O Menino não desconfiava, mas sua geração estava sendo apresentada à cultura da bala, da violência justiceira.

A chamada conquista do oeste, contemporânea do extermínio de nações indígenas, embalava os seriados televisivos e dava dimensão épica ao fascínio por revólveres, rifles, duelos, emboscadas e pancadarias.

Crescemos quase sentindo o cheiro da pólvora de mentirinha, admirando-o, desejando-o.

No dia 10 passado, um certo Charles James Kirk foi assassinado com um tiro no pescoço, quando palestrava na Utah Valley University.

Nunca tinha ouvido falar nele, mas a enorme repercussão do caso me fez procurar informações. Tive, então, contato com mais um dos adornos tóxicos da era Trump.

Kirk era um jovem divulgador das doutrinas que estão fazendo os Estados Unidos tornarem-se uma Meca da extrema-direita.

Reportagem da revista The Nation apresenta-o como convicto racista, transfóbico, homofóbico e misógino, que usava citações bíblicas para justificar estas posições.

A revista, em sua edição de 12 de setembro, cita uma quantidade impressionante de declarações sórdidas que ele fez para diversos públicos.

Orador habilidoso, abriu portas e janelas para o trumpismo. Como disse a jornalista Elizabeth Spiers, que assina a matéria da revista: Não vou comemorar a sua morte, mas não sou obrigada a celebrar sua vida.

Não é aceitável resolver divergências a bala e, por isso, o tiro que matou Kirk é condenável.

Ele, entretanto, aconteceu num país onde armas equivalem a móveis e utensílios e atentados a bala são arroz de festa.

Ficando apenas em presidentes ianques. Quatro dos quarenta e cinco foram assassinados (Lincoln, Garfield, McKinley e Kennedy).

Dois foram feridos em tentativas frustradas (Reagan, Roosevelt). É a cultura da violência armada, em sua exuberância macabra. Cultura que Kirk defendia abertamente e acabou sendo vítima dela.

O estado-maior trumpista aproveitou o caso para transformar Kirk em “mártir”. No funeral, que reuniu cerca de 100 mil pessoas, o divulgador assassinado foi comparado a Cristo por gente do governo.

Uma das pessoas presentes disse que via “Kirk como um mártir de Cristo, sem dúvida”. No antigo Twitter, um pastor presbiteriano escreveu: “Não é um caso trágico, mas parte da guerra que o mundo trava contra Cristo”.

Conhecemos bem, e dolorosamente, a artimanha de combinar religião com política (no sentido mais amplo).

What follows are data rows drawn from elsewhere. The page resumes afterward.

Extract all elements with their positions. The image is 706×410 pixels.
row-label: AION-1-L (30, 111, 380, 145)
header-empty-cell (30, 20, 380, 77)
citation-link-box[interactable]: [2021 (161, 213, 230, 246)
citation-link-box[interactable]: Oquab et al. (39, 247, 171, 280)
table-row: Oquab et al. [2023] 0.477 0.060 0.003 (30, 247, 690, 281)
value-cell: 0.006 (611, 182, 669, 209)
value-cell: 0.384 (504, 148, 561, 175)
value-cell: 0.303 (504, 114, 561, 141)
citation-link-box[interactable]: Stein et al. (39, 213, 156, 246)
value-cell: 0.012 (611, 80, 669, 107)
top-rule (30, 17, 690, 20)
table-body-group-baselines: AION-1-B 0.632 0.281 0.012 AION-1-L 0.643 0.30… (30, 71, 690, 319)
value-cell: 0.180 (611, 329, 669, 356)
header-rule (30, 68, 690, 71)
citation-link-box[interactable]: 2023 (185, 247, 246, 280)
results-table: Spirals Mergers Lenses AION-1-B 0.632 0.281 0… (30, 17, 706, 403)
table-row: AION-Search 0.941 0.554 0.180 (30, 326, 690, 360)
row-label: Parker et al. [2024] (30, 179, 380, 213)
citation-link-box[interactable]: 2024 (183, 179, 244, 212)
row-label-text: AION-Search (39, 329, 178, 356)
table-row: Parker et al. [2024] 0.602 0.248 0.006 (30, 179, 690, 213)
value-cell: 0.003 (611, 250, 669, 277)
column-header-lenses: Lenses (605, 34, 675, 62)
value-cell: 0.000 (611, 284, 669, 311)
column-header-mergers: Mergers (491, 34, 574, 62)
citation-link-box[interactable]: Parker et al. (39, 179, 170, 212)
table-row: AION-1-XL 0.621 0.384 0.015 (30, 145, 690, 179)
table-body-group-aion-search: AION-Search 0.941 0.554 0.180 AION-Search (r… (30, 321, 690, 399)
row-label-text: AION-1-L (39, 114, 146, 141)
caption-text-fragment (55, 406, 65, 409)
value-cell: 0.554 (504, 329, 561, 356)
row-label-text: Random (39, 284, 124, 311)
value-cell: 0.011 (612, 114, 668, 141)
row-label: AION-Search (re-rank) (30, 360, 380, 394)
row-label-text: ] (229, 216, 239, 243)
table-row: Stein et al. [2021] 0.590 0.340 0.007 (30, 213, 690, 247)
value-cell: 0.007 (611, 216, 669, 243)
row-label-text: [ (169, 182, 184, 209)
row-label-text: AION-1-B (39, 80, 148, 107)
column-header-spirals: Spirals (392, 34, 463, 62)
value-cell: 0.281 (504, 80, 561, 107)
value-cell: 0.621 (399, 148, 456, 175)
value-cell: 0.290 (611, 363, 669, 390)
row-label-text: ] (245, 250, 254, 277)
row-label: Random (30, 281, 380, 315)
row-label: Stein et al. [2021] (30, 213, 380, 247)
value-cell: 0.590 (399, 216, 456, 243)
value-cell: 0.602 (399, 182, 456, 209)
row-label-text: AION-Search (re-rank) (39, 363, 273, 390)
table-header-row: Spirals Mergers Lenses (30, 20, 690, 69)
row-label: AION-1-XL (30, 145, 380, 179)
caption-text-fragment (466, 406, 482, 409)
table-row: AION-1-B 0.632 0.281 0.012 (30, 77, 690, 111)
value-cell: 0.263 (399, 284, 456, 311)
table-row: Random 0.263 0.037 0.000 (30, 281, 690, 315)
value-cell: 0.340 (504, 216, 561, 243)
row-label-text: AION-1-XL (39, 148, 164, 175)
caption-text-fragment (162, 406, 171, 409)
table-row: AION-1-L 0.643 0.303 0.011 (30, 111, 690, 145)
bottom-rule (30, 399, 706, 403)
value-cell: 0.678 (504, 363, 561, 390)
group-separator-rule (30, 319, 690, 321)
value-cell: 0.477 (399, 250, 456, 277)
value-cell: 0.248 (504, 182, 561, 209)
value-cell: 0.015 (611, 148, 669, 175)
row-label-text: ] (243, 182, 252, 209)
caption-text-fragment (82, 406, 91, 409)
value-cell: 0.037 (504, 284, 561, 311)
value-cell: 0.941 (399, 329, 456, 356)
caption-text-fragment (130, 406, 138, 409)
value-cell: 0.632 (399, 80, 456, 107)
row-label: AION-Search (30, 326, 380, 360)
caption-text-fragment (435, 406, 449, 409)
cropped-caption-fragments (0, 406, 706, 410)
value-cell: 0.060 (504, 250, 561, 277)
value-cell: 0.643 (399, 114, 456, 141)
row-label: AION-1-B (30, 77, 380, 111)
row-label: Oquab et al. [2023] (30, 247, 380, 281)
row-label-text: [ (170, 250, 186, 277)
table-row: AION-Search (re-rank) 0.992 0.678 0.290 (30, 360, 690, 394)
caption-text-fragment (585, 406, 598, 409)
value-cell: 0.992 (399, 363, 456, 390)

Entre nós, ela frequenta templos e trios elétricos, com resultados catastróficos para a formação política do povo.

Do “martírio” à caça às bruxas é um pulo. Já está em curso um cala-boca contra redes de comunicação que não são dóceis ao trumpismo, classificadas indistintamente como “extremistas de esquerda”.

Os Estados Unidos, aliás, têm extenso know-how em caça às bruxas. De Dalton Trumbo a John Lennon, de Zero Mostel a Martin Luther King, de Chaplin a Malcolm X, os arapongas sempre trataram de arrumar jeitos e formas para perseguir os “inimigos do rei”.

A paranoia antiesquerdista tem sólidas raízes na terra dos hambúrgueres.

Como a movimentação destas ratazanas pode nos afetar? Há risco de montarmos cavalos imaginários e sairmos dando tiros por aí?

Bem, outro dia estava visitando um sebo, quando ouvi a conversa entre uma senhorinha e um senhorzinho. Indignada, a senhorinha dizia que no Brasil só tem frouxo.

Ninguém é macho suficiente para pegar uma arma e fuzilar o Alexandre de Moraes. Está todo o mundo, segundo ela, distraído com futebol. O senhorzinho balançava a cabeça, concordando com ela.

Saí de mansinho. Insanidade machuca. Jamais imaginei que ouviria aquele tipo de esbravejamento num ambiente que considero sagrado, convite permanente à curiosidade e à surpresa.

Os godos, visigodos e ostrogodos estão entre nós e não voltarão à cloaca tão cedo.